What is a split-dollar life insurance policy?
Life insurance can play a crucial role in a business owner’s financial strategy. It can also serve as a valuable benefit for key employees. However, the cost sometimes makes it hard to implement. Split-dollar life insurance helps manage these costs by dividing the expenses between two parties.
What is Split-Dollar Life Insurance?
Split-dollar life insurance is not a separate insurance product. Instead, it is an arrangement between two parties usually an employee and an employer to purchase and fund a life insurance policy.
Under this arrangement, a life insurance policy is purchased on an individual. The employer pays all or part of the premiums, depending on the agreement. When the individual dies, the employer recoups its share of the premiums, while the remaining death benefit goes to the individual’s beneficiaries.
Example:
If a $200,000 policy covers an individual who passes away after the employer has paid $28,000 in premiums, the employer receives $28,000. The remaining $172,000 goes to the individual’s beneficiaries.
This arrangement benefits both parties. The employer recovers its costs, and the employee receives life insurance at a lower effective rate. Additionally, the death benefit is income-tax-free for both parties.
Uses of Split-Dollar Life Insurance
Split-dollar arrangements can serve multiple purposes:
Fund a buy-sell agreement
Recruit and retain key executives
Provide affordable life insurance to business owners who might not otherwise qualify
How Split-Dollar Policies Work
There are several ways to structure split-dollar life insurance:
Individual Ownership with Absolute Assignment
The employee owns the policy and names beneficiaries.
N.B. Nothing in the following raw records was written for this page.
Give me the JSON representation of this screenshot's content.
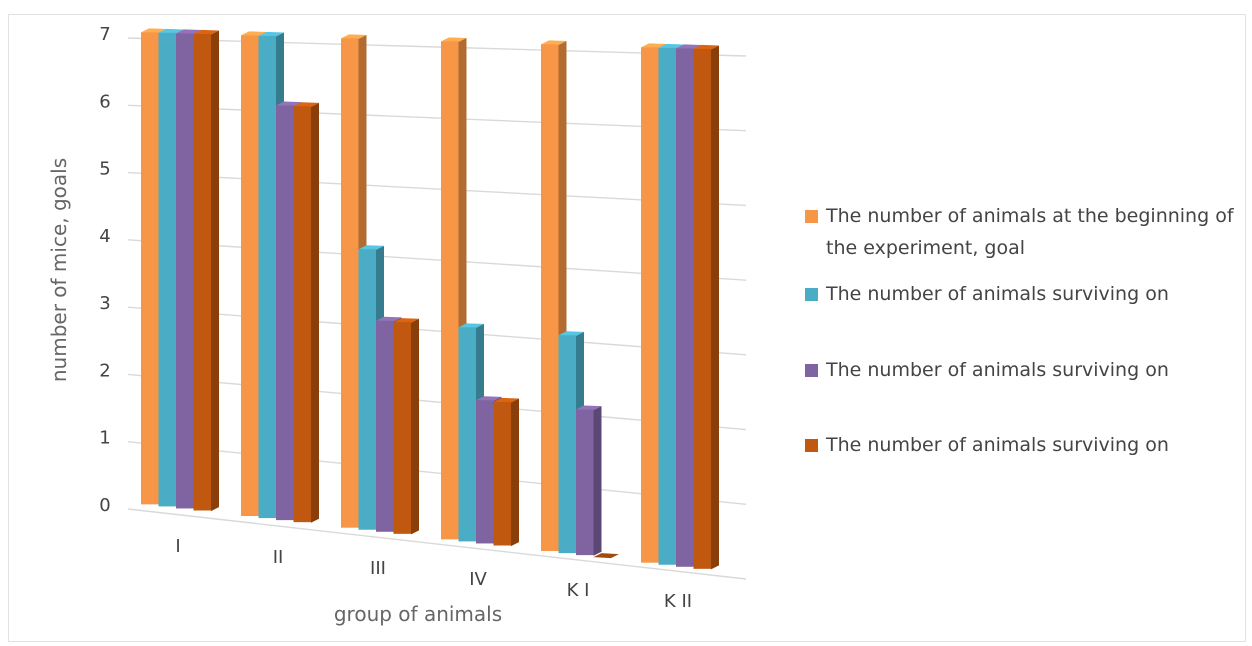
{
  "chart_data": {
    "type": "bar",
    "title": "",
    "xlabel": "group of animals",
    "ylabel": "number of mice, goals",
    "ylim": [
      0,
      7
    ],
    "yticks": [
      0,
      1,
      2,
      3,
      4,
      5,
      6,
      7
    ],
    "categories": [
      "I",
      "II",
      "III",
      "IV",
      "K I",
      "K II"
    ],
    "series": [
      {
        "name": "The number of animals at the beginning of the experiment, goal",
        "color": "#F79646",
        "values": [
          7,
          7,
          7,
          7,
          7,
          7
        ]
      },
      {
        "name": "The number of animals surviving on",
        "color": "#4BACC6",
        "values": [
          7,
          7,
          4,
          3,
          3,
          7
        ]
      },
      {
        "name": "The number of animals surviving on",
        "color": "#8064A2",
        "values": [
          7,
          6,
          3,
          2,
          2,
          7
        ]
      },
      {
        "name": "The number of animals surviving on",
        "color": "#C0580F",
        "values": [
          7,
          6,
          3,
          2,
          0,
          7
        ]
      }
    ],
    "legend_position": "right",
    "grid": true
  }
}
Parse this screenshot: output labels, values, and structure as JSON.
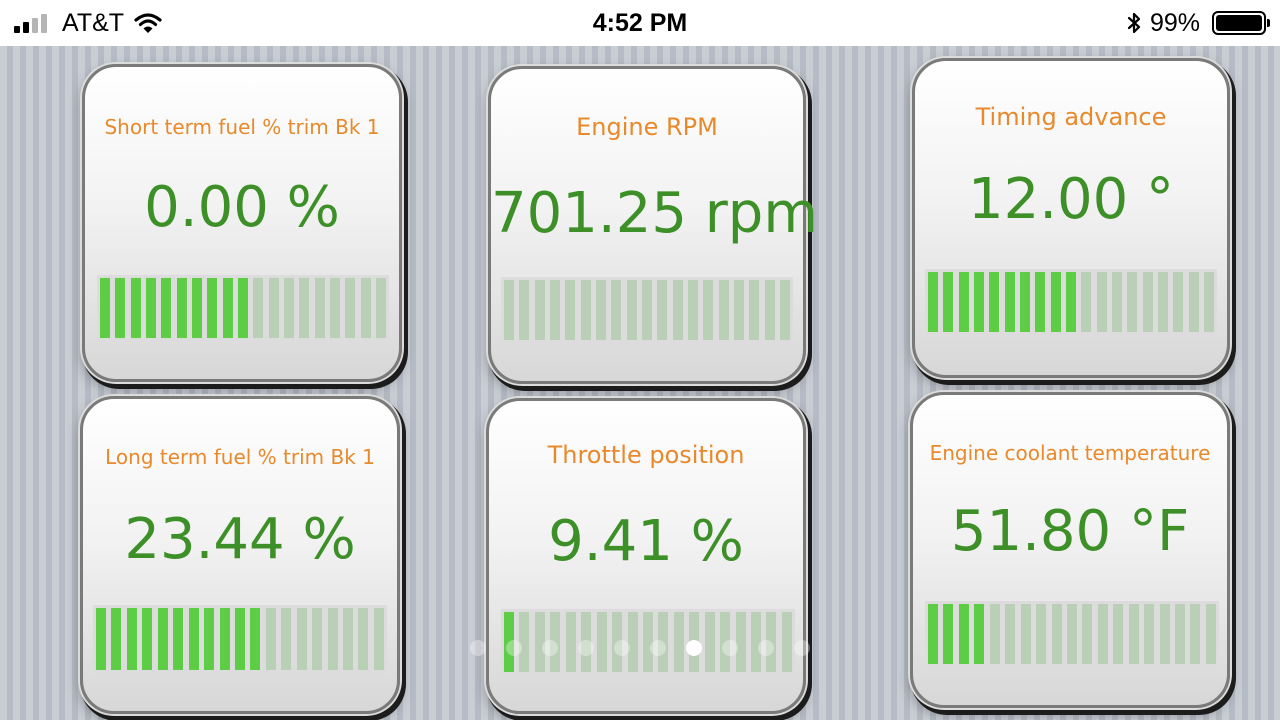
{
  "status_bar": {
    "carrier": "AT&T",
    "time": "4:52 PM",
    "battery": "99%",
    "battery_level": 0.99,
    "signal_bars_active": 2,
    "signal_bars_total": 4,
    "icons": [
      "signal-icon",
      "wifi-icon",
      "bluetooth-icon",
      "battery-icon"
    ]
  },
  "gauges": [
    {
      "title": "Short term fuel % trim Bk 1",
      "value": "0.00 %",
      "segments_total": 19,
      "segments_lit": 10
    },
    {
      "title": "Engine RPM",
      "value": "701.25 rpm",
      "segments_total": 19,
      "segments_lit": 0
    },
    {
      "title": "Timing advance",
      "value": "12.00 °",
      "segments_total": 19,
      "segments_lit": 10
    },
    {
      "title": "Long term fuel % trim Bk 1",
      "value": "23.44 %",
      "segments_total": 19,
      "segments_lit": 11
    },
    {
      "title": "Throttle position",
      "value": "9.41 %",
      "segments_total": 19,
      "segments_lit": 1
    },
    {
      "title": "Engine coolant temperature",
      "value": "51.80 °F",
      "segments_total": 19,
      "segments_lit": 4
    }
  ],
  "pagination": {
    "total": 10,
    "active_index": 6
  },
  "colors": {
    "title": "#e8892b",
    "value": "#3d8f27",
    "segment_on": "#5ccd44",
    "segment_off": "#b9cfb6"
  }
}
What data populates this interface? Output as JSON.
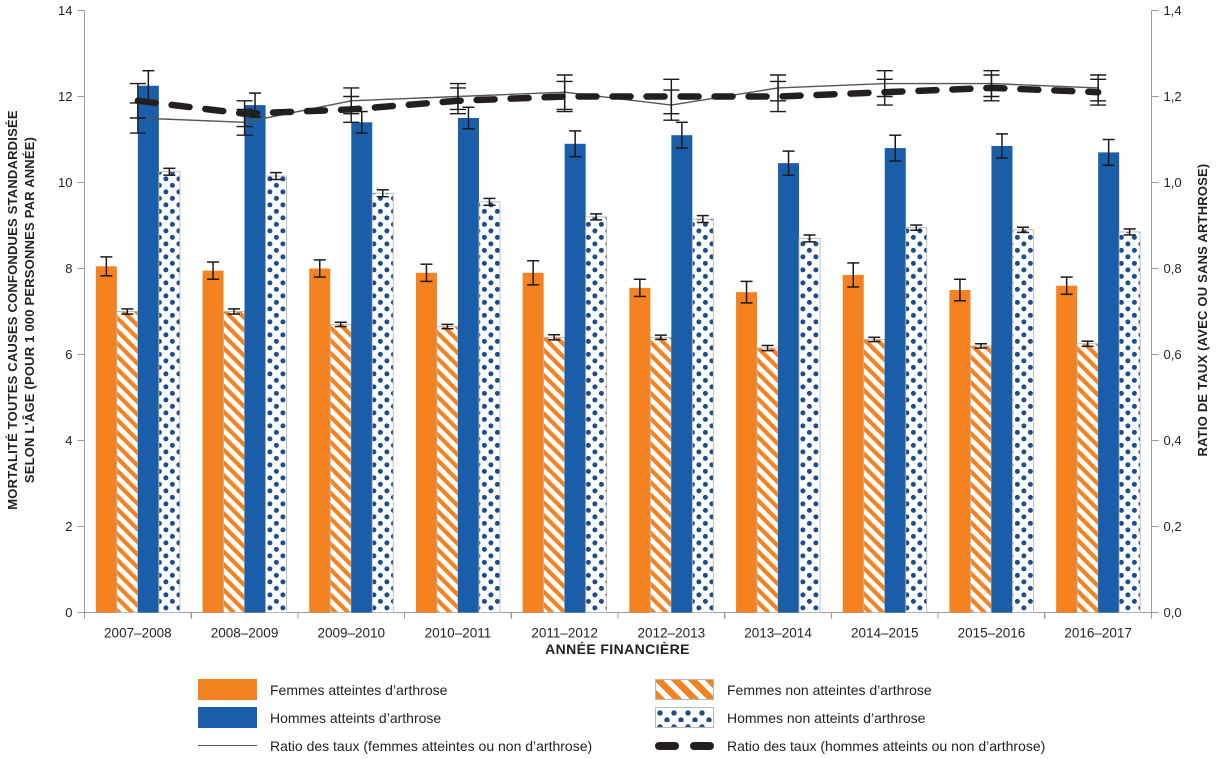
{
  "figure": {
    "x_axis_title": "ANNÉE FINANCIÈRE",
    "y_left_title_line1": "MORTALITÉ TOUTES CAUSES CONFONDUES STANDARDISÉE",
    "y_left_title_line2": "SELON L'ÂGE (POUR 1 000 PERSONNES PAR ANNÉE)",
    "y_right_title": "RATIO DE TAUX (AVEC OU SANS ARTHROSE)"
  },
  "colors": {
    "orange": "#F58220",
    "blue": "#1A5DA8",
    "dot_navy": "#1D4D8C",
    "thin_line": "#55565A",
    "dashed_line": "#231F20",
    "axis": "#9C9C9C",
    "text": "#231F20",
    "error_bar": "#1A1A1A",
    "pattern_border": "#B8B8B8"
  },
  "legend": {
    "left_column": [
      {
        "swatch": "orange-solid",
        "label": "Femmes atteintes d’arthrose"
      },
      {
        "swatch": "blue-solid",
        "label": "Hommes atteints d’arthrose"
      },
      {
        "swatch": "thin-line",
        "label": "Ratio des taux (femmes atteintes ou non d’arthrose)"
      }
    ],
    "right_column": [
      {
        "swatch": "orange-hatched",
        "label": "Femmes non atteintes d’arthrose"
      },
      {
        "swatch": "blue-dotted",
        "label": "Hommes non atteints d’arthrose"
      },
      {
        "swatch": "thick-dashed",
        "label": "Ratio des taux (hommes atteints ou non d’arthrose)"
      }
    ]
  },
  "chart_data": {
    "type": "bar",
    "subtype": "grouped bars with two ratio lines on secondary axis, with error bars",
    "categories": [
      "2007–2008",
      "2008–2009",
      "2009–2010",
      "2010–2011",
      "2011–2012",
      "2012–2013",
      "2013–2014",
      "2014–2015",
      "2015–2016",
      "2016–2017"
    ],
    "bar_series": [
      {
        "key": "femmes-atteintes",
        "name": "Femmes atteintes d’arthrose",
        "style": "orange-solid",
        "axis": "left",
        "values": [
          8.05,
          7.95,
          8.0,
          7.9,
          7.9,
          7.55,
          7.45,
          7.85,
          7.5,
          7.6
        ],
        "errors": [
          0.22,
          0.2,
          0.2,
          0.2,
          0.28,
          0.2,
          0.25,
          0.28,
          0.25,
          0.2
        ]
      },
      {
        "key": "femmes-non-atteintes",
        "name": "Femmes non atteintes d’arthrose",
        "style": "orange-hatched",
        "axis": "left",
        "values": [
          7.0,
          7.0,
          6.7,
          6.65,
          6.4,
          6.4,
          6.15,
          6.35,
          6.2,
          6.25
        ],
        "errors": [
          0.06,
          0.06,
          0.05,
          0.05,
          0.06,
          0.05,
          0.06,
          0.05,
          0.05,
          0.06
        ]
      },
      {
        "key": "hommes-atteints",
        "name": "Hommes atteints d’arthrose",
        "style": "blue-solid",
        "axis": "left",
        "values": [
          12.25,
          11.8,
          11.4,
          11.5,
          10.9,
          11.1,
          10.45,
          10.8,
          10.85,
          10.7
        ],
        "errors": [
          0.35,
          0.28,
          0.25,
          0.25,
          0.3,
          0.3,
          0.28,
          0.3,
          0.28,
          0.3
        ]
      },
      {
        "key": "hommes-non-atteints",
        "name": "Hommes non atteints d’arthrose",
        "style": "blue-dotted",
        "axis": "left",
        "values": [
          10.25,
          10.15,
          9.75,
          9.55,
          9.2,
          9.15,
          8.7,
          8.95,
          8.9,
          8.85
        ],
        "errors": [
          0.08,
          0.08,
          0.08,
          0.08,
          0.07,
          0.08,
          0.08,
          0.06,
          0.06,
          0.07
        ]
      }
    ],
    "line_series": [
      {
        "key": "ratio-femmes",
        "name": "Ratio des taux (femmes atteintes ou non d’arthrose)",
        "style": "thin-solid",
        "axis": "right",
        "values": [
          1.15,
          1.14,
          1.19,
          1.2,
          1.21,
          1.18,
          1.22,
          1.23,
          1.23,
          1.22
        ],
        "errors": [
          0.035,
          0.03,
          0.03,
          0.03,
          0.04,
          0.035,
          0.03,
          0.03,
          0.03,
          0.03
        ]
      },
      {
        "key": "ratio-hommes",
        "name": "Ratio des taux (hommes atteints ou non d’arthrose)",
        "style": "thick-dashed",
        "axis": "right",
        "values": [
          1.19,
          1.16,
          1.17,
          1.19,
          1.2,
          1.2,
          1.2,
          1.21,
          1.22,
          1.21
        ],
        "errors": [
          0.04,
          0.03,
          0.03,
          0.03,
          0.035,
          0.04,
          0.035,
          0.03,
          0.03,
          0.03
        ]
      }
    ],
    "left_axis": {
      "min": 0,
      "max": 14,
      "step": 2,
      "tick_labels": [
        "0",
        "2",
        "4",
        "6",
        "8",
        "10",
        "12",
        "14"
      ]
    },
    "right_axis": {
      "min": 0.0,
      "max": 1.4,
      "step": 0.2,
      "tick_labels": [
        "0,0",
        "0,2",
        "0,4",
        "0,6",
        "0,8",
        "1,0",
        "1,2",
        "1,4"
      ]
    },
    "xlabel": "ANNÉE FINANCIÈRE",
    "ylabel_left": "MORTALITÉ TOUTES CAUSES CONFONDUES STANDARDISÉE SELON L'ÂGE (POUR 1 000 PERSONNES PAR ANNÉE)",
    "ylabel_right": "RATIO DE TAUX (AVEC OU SANS ARTHROSE)",
    "grid": false,
    "legend_position": "bottom, two columns"
  }
}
The employee transfers an amount equal to premiums paid by the employer.
At death, the employer recoups its costs first. The remaining benefit goes to the employee’s beneficiaries.
If the employee leaves the company, any cash value repays the employer.
Employer as Collateral
The employee purchases the policy and assigns it to the employer as collateral.
The employer pays premiums in exchange for the policy rights.
The company ensures it recoups the money spent on premiums.
Employer-Owned Policy
In some cases, the employer purchases the policy directly on the employee.
The employer receives an amount equal to the cash value.
Any excess funds go to the employee’s beneficiaries.
Costs and Considerations
Life insurance costs depend on age, health, and the type and amount of coverage. Before implementing a split-dollar strategy, confirm the individual is insurable.
Policies come with fees and charges, which may include:
Mortality and expense charges
Contract limitations
Surrender charges if the policy is terminated early
Possible income tax obligations on early withdrawals
Business owners should carefully review all terms before implementing a split-dollar life insurance plan.